I’m just here to kinda reflect on my mental right now, hope you don’t mind.
Its funny because I always start blogs then delete them but always come back to them when I’m in a new turning point in my life. I wish I never deleted them, but its weird, as much as I want to share my mind space with the web I do feel a little embarrassed. Thats one thing I want to work on changing, but how tho?? People make me feel weird about myself, but then everybody is weird. Fuck it.
Ahh so I find myself here again. Last time I had a blog I was on this self improvement tip, was a dedicated vegan and loved photography but wasn’t photographing enough. Couple years later I can’t say there has been any super extraordinary changes, which is fine, okay maybe just a few; I dropped out of uni- we thank God- because you know how depressed I was about it, I made photography a thing and actually got industry recognition from it, leading me to do an internship in one of the best advertising agencies in the world.. crazy. And I just returned back to being a vegan again, lovely! Its been a whirlwind to say the least. But i’m back here to tame the storm. I’m trying to find that inner peace, that inner happiness and all that good stuff. All that God stuff, I neglected God in some of the major turn of events on my journey, not having time really isn’t good enough. I literally found myself living THAT life but not being happy, I found myself surrounded by incredible people, everything at my convenience, money was amazing, being paid to be a creative and not being happy in the slightest, and as a result all those things went away… I often used to say, if you don’t water your garden the flowers will die, probably a lame analogy but thats what happened in my life, but its weird, I really thank God for that.

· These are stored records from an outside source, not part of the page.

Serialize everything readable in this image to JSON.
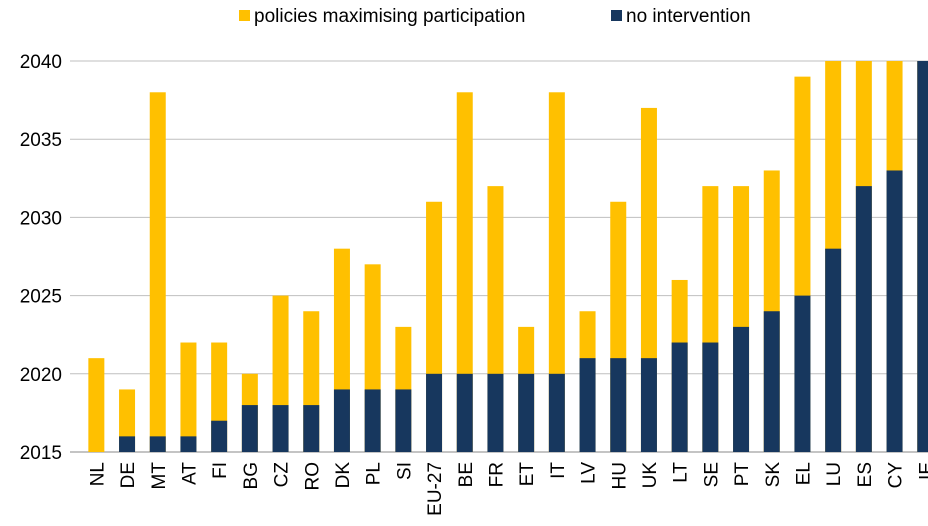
{
  "chart_data": {
    "type": "bar",
    "overlap": true,
    "categories": [
      "NL",
      "DE",
      "MT",
      "AT",
      "FI",
      "BG",
      "CZ",
      "RO",
      "DK",
      "PL",
      "SI",
      "EU-27",
      "BE",
      "FR",
      "ET",
      "IT",
      "LV",
      "HU",
      "UK",
      "LT",
      "SE",
      "PT",
      "SK",
      "EL",
      "LU",
      "ES",
      "CY",
      "IE"
    ],
    "series": [
      {
        "name": "policies maximising participation",
        "color": "#ffc000",
        "values": [
          2021,
          2019,
          2038,
          2022,
          2022,
          2020,
          2025,
          2024,
          2028,
          2027,
          2023,
          2031,
          2038,
          2032,
          2023,
          2038,
          2024,
          2031,
          2037,
          2026,
          2032,
          2032,
          2033,
          2039,
          2040,
          2040,
          2040,
          2040
        ]
      },
      {
        "name": "no intervention",
        "color": "#17375e",
        "values": [
          2015,
          2016,
          2016,
          2016,
          2017,
          2018,
          2018,
          2018,
          2019,
          2019,
          2019,
          2020,
          2020,
          2020,
          2020,
          2020,
          2021,
          2021,
          2021,
          2022,
          2022,
          2023,
          2024,
          2025,
          2028,
          2032,
          2033,
          2040
        ]
      }
    ],
    "ylim": [
      2015,
      2040
    ],
    "yticks": [
      2015,
      2020,
      2025,
      2030,
      2035,
      2040
    ],
    "grid": true,
    "legend": "top"
  }
}
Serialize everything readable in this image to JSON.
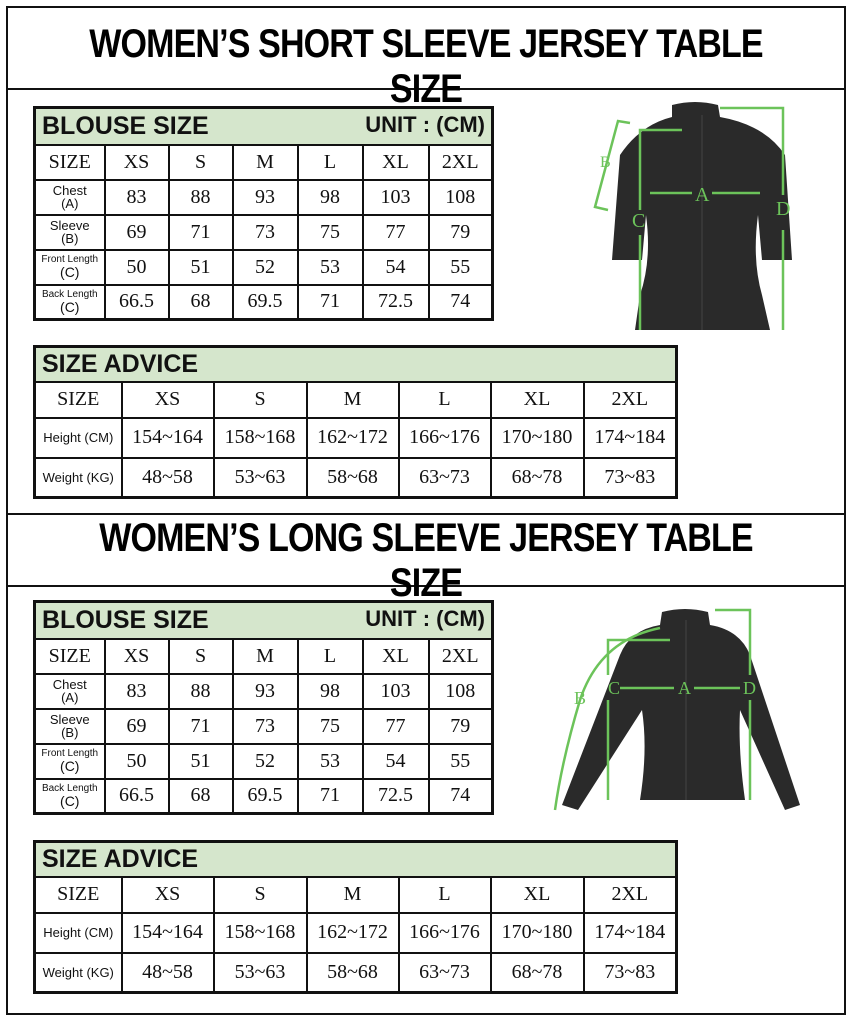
{
  "sections": [
    {
      "title": "WOMEN’S SHORT SLEEVE  JERSEY TABLE SIZE",
      "blouse": {
        "title": "BLOUSE SIZE",
        "unit": "UNIT : (CM)",
        "sizes": [
          "SIZE",
          "XS",
          "S",
          "M",
          "L",
          "XL",
          "2XL"
        ],
        "rows": [
          {
            "label": "Chest",
            "sub": "(A)",
            "values": [
              "83",
              "88",
              "93",
              "98",
              "103",
              "108"
            ]
          },
          {
            "label": "Sleeve",
            "sub": "(B)",
            "values": [
              "69",
              "71",
              "73",
              "75",
              "77",
              "79"
            ]
          },
          {
            "label": "Front Length",
            "sub": "(C)",
            "values": [
              "50",
              "51",
              "52",
              "53",
              "54",
              "55"
            ]
          },
          {
            "label": "Back Length",
            "sub": "(C)",
            "values": [
              "66.5",
              "68",
              "69.5",
              "71",
              "72.5",
              "74"
            ]
          }
        ]
      },
      "advice": {
        "title": "SIZE ADVICE",
        "sizes": [
          "SIZE",
          "XS",
          "S",
          "M",
          "L",
          "XL",
          "2XL"
        ],
        "rows": [
          {
            "label": "Height (CM)",
            "values": [
              "154~164",
              "158~168",
              "162~172",
              "166~176",
              "170~180",
              "174~184"
            ]
          },
          {
            "label": "Weight (KG)",
            "values": [
              "48~58",
              "53~63",
              "58~68",
              "63~73",
              "68~78",
              "73~83"
            ]
          }
        ]
      },
      "diagram_labels": [
        "A",
        "B",
        "C",
        "D"
      ]
    },
    {
      "title": "WOMEN’S LONG SLEEVE  JERSEY TABLE SIZE",
      "blouse": {
        "title": "BLOUSE SIZE",
        "unit": "UNIT : (CM)",
        "sizes": [
          "SIZE",
          "XS",
          "S",
          "M",
          "L",
          "XL",
          "2XL"
        ],
        "rows": [
          {
            "label": "Chest",
            "sub": "(A)",
            "values": [
              "83",
              "88",
              "93",
              "98",
              "103",
              "108"
            ]
          },
          {
            "label": "Sleeve",
            "sub": "(B)",
            "values": [
              "69",
              "71",
              "73",
              "75",
              "77",
              "79"
            ]
          },
          {
            "label": "Front Length",
            "sub": "(C)",
            "values": [
              "50",
              "51",
              "52",
              "53",
              "54",
              "55"
            ]
          },
          {
            "label": "Back Length",
            "sub": "(C)",
            "values": [
              "66.5",
              "68",
              "69.5",
              "71",
              "72.5",
              "74"
            ]
          }
        ]
      },
      "advice": {
        "title": "SIZE ADVICE",
        "sizes": [
          "SIZE",
          "XS",
          "S",
          "M",
          "L",
          "XL",
          "2XL"
        ],
        "rows": [
          {
            "label": "Height (CM)",
            "values": [
              "154~164",
              "158~168",
              "162~172",
              "166~176",
              "170~180",
              "174~184"
            ]
          },
          {
            "label": "Weight (KG)",
            "values": [
              "48~58",
              "53~63",
              "58~68",
              "63~73",
              "68~78",
              "73~83"
            ]
          }
        ]
      },
      "diagram_labels": [
        "A",
        "B",
        "C",
        "D"
      ]
    }
  ],
  "colors": {
    "header_bg": "#d5e6cc",
    "measure_line": "#6cc35a",
    "jersey": "#2a2a2a",
    "border": "#111111"
  }
}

It took me feeling low, hung up and straight up lost to realise I needed to humble myself in my truth. I need to find quietness in my soul to really connect with whats real. And thats where I currently am, sort of. I can do better, what can I say i’m human *shrugs* but I’m becoming more observant, I’m noticing my interests, i’m placing a value on what I think, feel and what I goddamn want!
I already know the answers- I really do. Writing this has put me in a happy frame of mind, because the answers are all laid out. Everything you want all starts from the heart. Everything you need to do starts with that little voice in your head thats telling you to get up and go to the gym hunny! No serious, change your environment, get up early, get active, send those emails that you don’t really want to sent but you got to, put in that work, do what you need and want to do, it pays off and you know this, because you seen it.
I’m proud of all those baby steps I’ve taken that have evolved me spiritually and mentally, and I hope for the best from myself. I want that lavish life, but I also want that deeply rooted spiritual life too, honestly. It’s effort.